Robin Hanson talks Signalling on Rationally Speaking

A podcast with Robin Hanson on signalling. 

Since I've heard so much about Signalling theory before, most of the highlights for me were epistemological in general.

The simplest explanation for almost anything anywhere is randomness. In fact, almost always, whatever we explain, we usually explain with some systematic theory plus randomness. We're always adding in some degree of randomness when we explain almost any data set we have. So one very simple explanation for anything is just to crank down the systematic part and crank up the noise and say “It's all noise, it's all random.” 

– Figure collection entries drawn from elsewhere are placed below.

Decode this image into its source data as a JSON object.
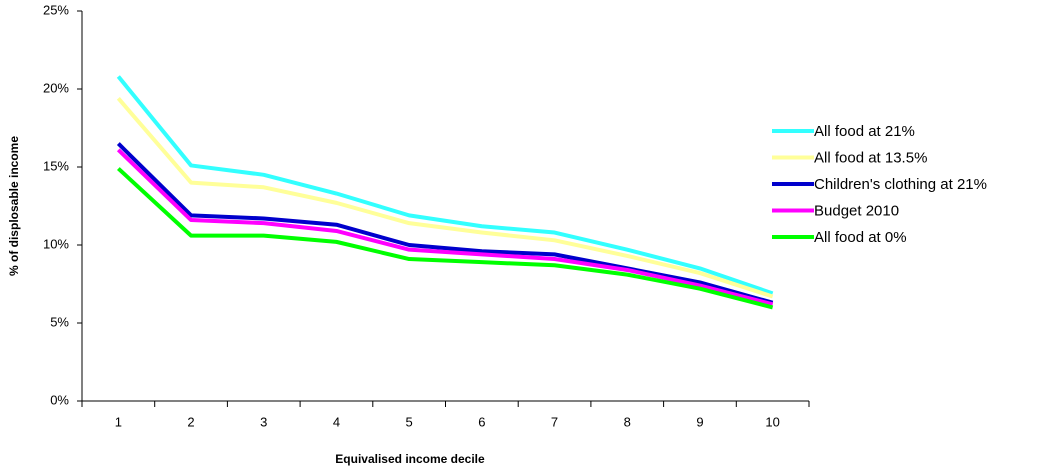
{
  "chart_data": {
    "type": "line",
    "y_axis_label": "% of displosable income",
    "x_axis_label": "Equivalised income decile",
    "categories": [
      "1",
      "2",
      "3",
      "4",
      "5",
      "6",
      "7",
      "8",
      "9",
      "10"
    ],
    "ylim": [
      0,
      25
    ],
    "yticks": [
      {
        "value": 0,
        "label": "0%"
      },
      {
        "value": 5,
        "label": "5%"
      },
      {
        "value": 10,
        "label": "10%"
      },
      {
        "value": 15,
        "label": "15%"
      },
      {
        "value": 20,
        "label": "20%"
      },
      {
        "value": 25,
        "label": "25%"
      }
    ],
    "legend": "right",
    "series": [
      {
        "name": "All food at 21%",
        "color": "#33ffff",
        "values": [
          20.8,
          15.1,
          14.5,
          13.3,
          11.9,
          11.2,
          10.8,
          9.7,
          8.5,
          6.9
        ]
      },
      {
        "name": "All food at 13.5%",
        "color": "#ffff99",
        "values": [
          19.4,
          14.0,
          13.7,
          12.7,
          11.4,
          10.8,
          10.3,
          9.3,
          8.2,
          6.7
        ]
      },
      {
        "name": "Children's clothing at 21%",
        "color": "#0000cc",
        "values": [
          16.5,
          11.9,
          11.7,
          11.3,
          10.0,
          9.6,
          9.4,
          8.5,
          7.6,
          6.3
        ]
      },
      {
        "name": "Budget 2010",
        "color": "#ff00ff",
        "values": [
          16.1,
          11.6,
          11.4,
          10.9,
          9.7,
          9.4,
          9.1,
          8.4,
          7.4,
          6.2
        ]
      },
      {
        "name": "All food at 0%",
        "color": "#00ff00",
        "values": [
          14.9,
          10.6,
          10.6,
          10.2,
          9.1,
          8.9,
          8.7,
          8.1,
          7.2,
          6.0
        ]
      }
    ]
  }
}
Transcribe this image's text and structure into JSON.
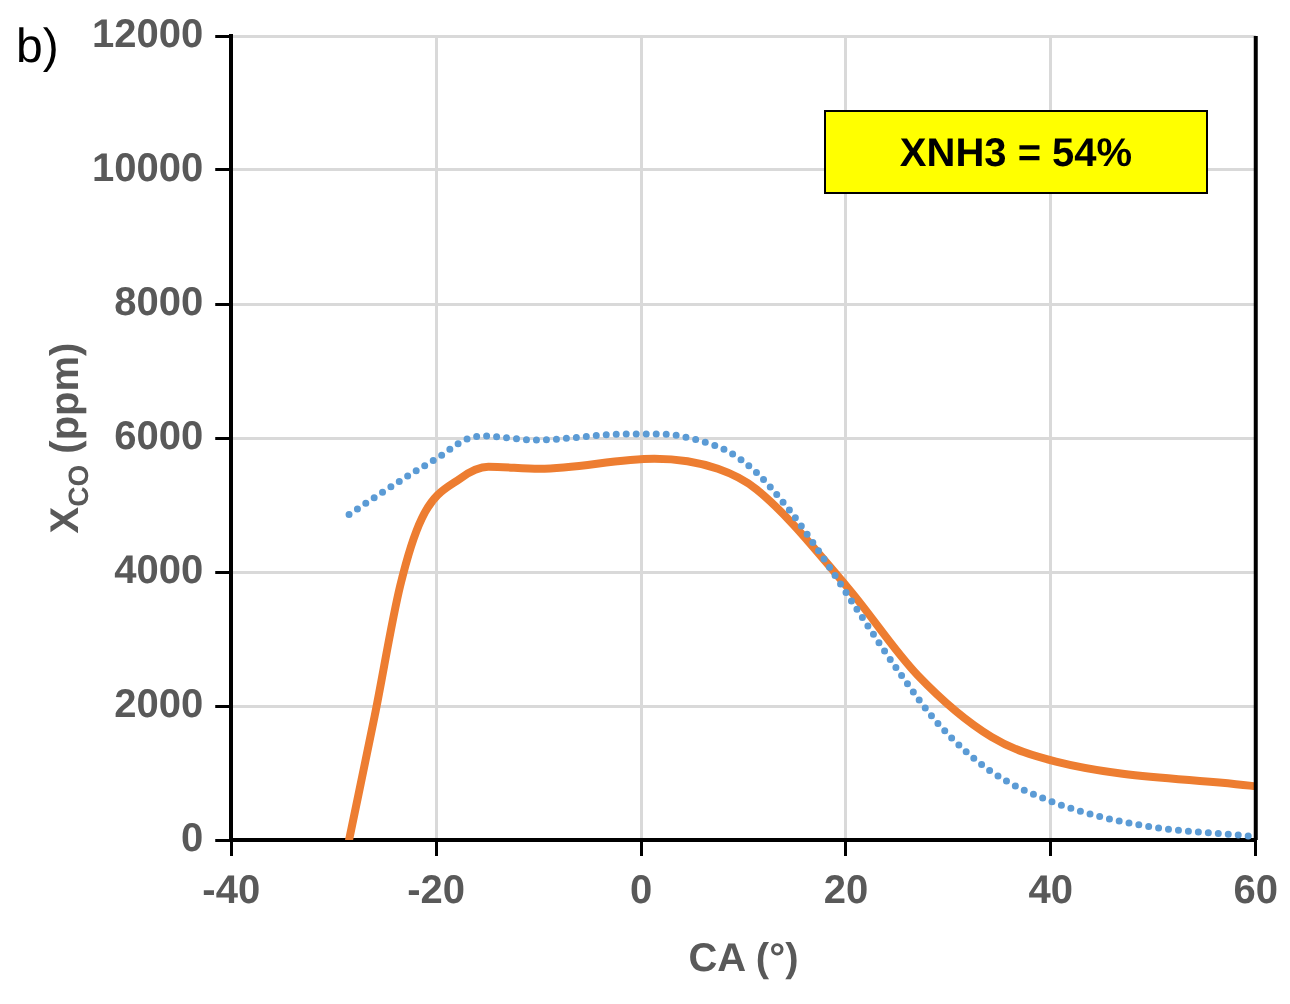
{
  "chart_data": {
    "type": "line",
    "xlabel": "CA (°)",
    "ylabel": "X$_{CO}$ (ppm)",
    "annotations": [
      "b)",
      "XNH3 = 54%"
    ],
    "xlim": [
      -40,
      60
    ],
    "xticks": [
      -40,
      -20,
      0,
      20,
      40,
      60
    ],
    "ylim": [
      0,
      12000
    ],
    "yticks": [
      0,
      2000,
      4000,
      6000,
      8000,
      10000,
      12000
    ],
    "grid": true,
    "legend": false,
    "marker": "none",
    "series": [
      {
        "color": "#5b9bd5",
        "line_style": "dotted",
        "x": [
          -28.5,
          -22.9,
          -19.7,
          -17.2,
          -15.5,
          -10.3,
          -1.5,
          1.9,
          5.5,
          8.6,
          11.3,
          14.5,
          17.4,
          21.6,
          25.4,
          29.1,
          34.2,
          40.5,
          48.8,
          59.3
        ],
        "values": [
          4860,
          5420,
          5720,
          5970,
          6030,
          5970,
          6060,
          6060,
          5970,
          5790,
          5480,
          4920,
          4300,
          3320,
          2460,
          1720,
          1020,
          550,
          220,
          60
        ]
      },
      {
        "color": "#ed7d31",
        "line_style": "solid",
        "x": [
          -28.5,
          -26,
          -23.5,
          -21.4,
          -17.6,
          -14.9,
          -9.9,
          1.3,
          7.5,
          11.3,
          20.1,
          27,
          34.2,
          40.5,
          60
        ],
        "values": [
          0,
          1850,
          3800,
          4800,
          5400,
          5570,
          5540,
          5690,
          5540,
          5230,
          3780,
          2460,
          1540,
          1170,
          800
        ]
      }
    ]
  }
}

you might consciously decide, I'm going to go to school so I will look good. But it didn't have to be that way. Some young men decide they consciously want to be a rock star because it'll attract women. And many young men do that, but of course many other young men decide they want to be a rock star because they love rock music.
Now, either way works evolutionarily. It's the behavior that produces the outcomes and not necessarily your rationalization. For some kinds of behavior, evolution can give you a conscious desire to be seen, to look good. And then you consciously make a plan to achieve that looking good.
 This reminds me of Alvin Plantinga's Evolutionary Argument against Naturalism. Why should reason come to truth when evolution has so many other ways motivating behavior?

Of course, that's what all randomness is really. Complexity.
You see a pile of rocks on the ground. There were very specific forces that put each rock there in its place. If you don't know what those are, you tend to summarize it in a simple randomness theory. Which is adequate if you don't know those details. 

This is a way of making sense of the common saying "I don't believe in luck".